Donald Justice is dead, August 6th

Greetings all,

I'm writing to inform everyone that poet Donald Justice died this past August. His Selected Poems won him the Pulitzer Prize for poetry. He taught at Syracuse University, Florida University and late in life at the Iowa Writers Workshop. Rhoda studied under him. Below is a poem he wrote when he was 48, that fortells his death.

Andrew



Variations on a Text by Vallejo

I will die in Miami in the sun,
On a day when the sun is very bright,
A day like the days I remember, a day like other days,
A day that nobody knows or remembers yet,
And the sun will be bright then on the dark glasses of strangers,
And in the eyes of a few friends from my childhood,
And of the surviving cousins by the graveside,
While the diggers, standing apart, in the still shade of the palms,
Rest on their shovels, and smoke,
Speaking in Spanish softly, out of respect.

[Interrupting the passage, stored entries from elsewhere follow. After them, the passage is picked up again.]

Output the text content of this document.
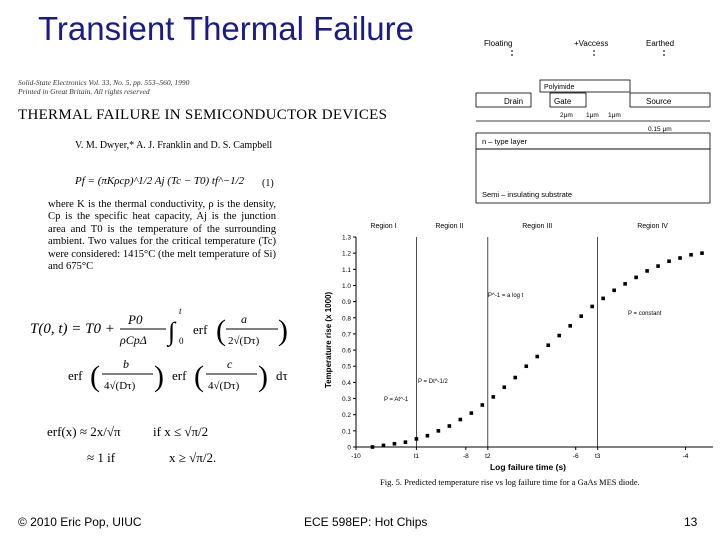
Transient Thermal Failure
Solid-State Electronics Vol. 33, No. 5, pp. 553–560, 1990
Printed in Great Britain. All rights reserved
THERMAL FAILURE IN SEMICONDUCTOR DEVICES
V. M. Dwyer,* A. J. Franklin and D. S. Campbell
Pf = (πKρcp)^1/2 Aj (Tc − T0) tf^−1/2 (1)
where K is the thermal conductivity, ρ is the density, Cp is the specific heat capacity, Aj is the junction area and T0 is the temperature of the surrounding ambient. Two values for the critical temperature (Tc) were considered: 1415°C (the melt temperature of Si) and 675°C
T(0, t) = T0 +
P0
ρCpΔ ∫
t
0
erf ( a
2√(Dτ) )
erf ( b
4√(Dτ) ) erf ( c
4√(Dτ) ) dτ
erf(x) ≈ 2x/√π if x ≤ √π/2
≈ 1 if	x ≥ √π/2.
Floating	+Vaccess	Earthed
Polyimide
Drain	Gate	Source
2μm 1μm 1μm
0.15 μm
n – type layer
Semi – insulating substrate
0
0.1
0.2
0.3
0.4
0.5
0.6
0.7
0.8
0.9
1.0
1.1
1.2
1.3
-10	t1	-8	t2	-6	t3	-4
Region I	Region II	Region III	Region IV
Log failure time (s)
Temperature rise (x 1000)
P = At^-1
P = Dt^-1/2
P^-1 = a log t
P = constant
Fig. 5. Predicted temperature rise vs log failure time for a GaAs MES diode.
© 2010 Eric Pop, UIUC	ECE 598EP: Hot Chips	13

I think it will be on a Sunday like today,
Except that the sun will be out, the rain will have stopped,
And the wind that today made all the little shrubs kneel down;
And I think it will be a Sunday because today,
When I took out this paper and began to write,
Never before had the anything looked so blank,
My life, these words, the paper, the gray Sunday;
And my dog, quivering under a table because of the storm,
Looked up at me, not understanding,
And my son read on without speaking, and my wife slept.

Donald Justice is dead. One Sunday the sun came out,
It shone on the bay, it shone on the white buildings,
The cars moved down the street slowly as always, so many,
Some with their headlights on in spite of the sun,
And after a while the diggers with their shovels
Walked back to the graveside through the sunlight,
And one of them puts his blade to the earth
To lift a few clods of dirt, the black marl of Miami,
And scattered the dirt, and spat,
Turning away abruptly, out of respect.